Before you fill in the mail-order form for wildflower seeds or drive to your local garden centre for them, take some time to prepare the site for planting. As with any other garden, you need to have a plan of some kind. If you are unsure about your design abilities, talk to a landscape designer at you favourite garden centre. My book Canadian Garden Design has some suggestions and plans for a meadow garden as well as many other styles that can be adapted to use native plants.
- Remove turf from the area. Either remove the grass form the proposed planting area manually with a sharp spade, cover with black plastic for 4 or more weeks after daytime temperatures rise above 70°F (21°C), or spray with Wipe Out, an environmentally friendly non-selective week and grass killer. Note those words "non-selective" and the name- it isn't selective in what it wipes out. If it touches it, it will kill it!
- Turn the soil over. Cultivate the planting area with a rototiller or manually with a spade or shovel, turning the soil several times to loosen it.
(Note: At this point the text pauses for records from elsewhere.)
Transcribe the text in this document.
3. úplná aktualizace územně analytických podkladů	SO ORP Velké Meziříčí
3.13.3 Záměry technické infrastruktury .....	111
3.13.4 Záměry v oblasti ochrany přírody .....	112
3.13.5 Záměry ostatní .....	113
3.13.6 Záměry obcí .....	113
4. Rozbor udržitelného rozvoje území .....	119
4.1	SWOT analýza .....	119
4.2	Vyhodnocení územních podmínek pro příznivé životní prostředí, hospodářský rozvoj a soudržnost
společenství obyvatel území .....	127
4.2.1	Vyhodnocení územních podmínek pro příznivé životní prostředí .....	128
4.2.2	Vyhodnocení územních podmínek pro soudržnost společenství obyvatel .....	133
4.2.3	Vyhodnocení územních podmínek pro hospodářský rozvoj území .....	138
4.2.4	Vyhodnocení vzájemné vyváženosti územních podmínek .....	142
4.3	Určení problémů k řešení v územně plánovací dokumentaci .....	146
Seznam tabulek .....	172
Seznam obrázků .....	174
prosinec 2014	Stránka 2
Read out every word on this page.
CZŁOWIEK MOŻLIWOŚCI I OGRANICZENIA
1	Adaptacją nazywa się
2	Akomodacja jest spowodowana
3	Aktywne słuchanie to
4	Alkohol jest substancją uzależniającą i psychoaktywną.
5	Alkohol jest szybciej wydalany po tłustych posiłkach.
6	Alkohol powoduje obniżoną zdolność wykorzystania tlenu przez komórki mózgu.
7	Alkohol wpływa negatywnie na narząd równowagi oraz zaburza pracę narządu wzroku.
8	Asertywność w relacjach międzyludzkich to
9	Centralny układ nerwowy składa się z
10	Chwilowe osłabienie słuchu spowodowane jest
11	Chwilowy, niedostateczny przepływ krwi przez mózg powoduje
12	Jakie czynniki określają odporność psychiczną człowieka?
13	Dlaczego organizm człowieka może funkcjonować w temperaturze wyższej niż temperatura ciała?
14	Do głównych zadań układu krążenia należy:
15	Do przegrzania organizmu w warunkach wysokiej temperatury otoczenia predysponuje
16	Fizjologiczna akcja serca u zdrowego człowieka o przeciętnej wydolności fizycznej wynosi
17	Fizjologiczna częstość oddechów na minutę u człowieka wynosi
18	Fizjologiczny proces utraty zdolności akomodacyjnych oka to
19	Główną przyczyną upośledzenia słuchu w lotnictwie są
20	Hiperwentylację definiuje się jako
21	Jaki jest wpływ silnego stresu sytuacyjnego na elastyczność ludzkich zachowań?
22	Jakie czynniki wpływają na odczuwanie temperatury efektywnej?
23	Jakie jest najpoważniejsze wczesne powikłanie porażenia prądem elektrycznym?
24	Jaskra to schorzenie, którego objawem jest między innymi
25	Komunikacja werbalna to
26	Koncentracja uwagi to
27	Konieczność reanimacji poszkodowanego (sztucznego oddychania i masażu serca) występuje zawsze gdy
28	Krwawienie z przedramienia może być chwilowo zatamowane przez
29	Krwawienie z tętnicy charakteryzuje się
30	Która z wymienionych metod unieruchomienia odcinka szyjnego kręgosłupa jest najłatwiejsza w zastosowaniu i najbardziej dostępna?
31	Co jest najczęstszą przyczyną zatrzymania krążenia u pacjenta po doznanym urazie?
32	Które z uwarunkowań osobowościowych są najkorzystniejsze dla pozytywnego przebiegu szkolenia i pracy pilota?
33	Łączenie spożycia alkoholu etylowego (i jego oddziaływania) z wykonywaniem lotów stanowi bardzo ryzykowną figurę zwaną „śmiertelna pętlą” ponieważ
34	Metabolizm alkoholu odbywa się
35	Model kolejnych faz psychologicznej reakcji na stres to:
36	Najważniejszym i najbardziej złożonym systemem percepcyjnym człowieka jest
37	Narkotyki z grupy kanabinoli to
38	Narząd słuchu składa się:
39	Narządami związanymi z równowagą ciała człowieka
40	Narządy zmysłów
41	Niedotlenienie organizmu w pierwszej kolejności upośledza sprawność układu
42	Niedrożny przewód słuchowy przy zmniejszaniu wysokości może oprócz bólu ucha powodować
- Spread a 2 to 3 in. (5 to 7.5 cm) layer of finished compost or composted cattle or steer manure over the entire planting area. The idea is to build up the organic content of the soil as generously as you can. If your soil is heavy and clay-like, double the amount of compost. Turn the compost in with the existing soil.
- Rake smooth. Using a hard rake or garden rake break up any clods of earth and smooth out the surface for planting. Now you are ready.
If you are sowing seed, do so by hand, allowing the seed mixture to roll off your forefinger as you wave your arm back and forth over the planting area. Rake smooth, using the back of the rake, and water thoroughly. Keep consistently wet for 4 to 6 weeks after sowing. In sunny weather, this usually means watering every day. Reduce watering frequency as the plants become well established, then stop watering except in severe drought.
| Garden Maintenance |
A native plant garden is not a non-maintenance garden. You have to maintain it, otherwise many invasive non-native species will take over. Primarily, this means judicious weeding out of unwanted plants as they appear. The best advice I can give you is to keep on top of this job in May, June and early July, before the "weeds" have put down a substantial root. If you wait until mid-summer to do it, you will have a huge job on your hands.
If you are establishing a native plant garden, you probably do not want to use these fertilizers. However, it does pay to apply a least a 2 1/2 in. (6.25 cm) layer of compost to the planted area every spring as a natural fertilizer.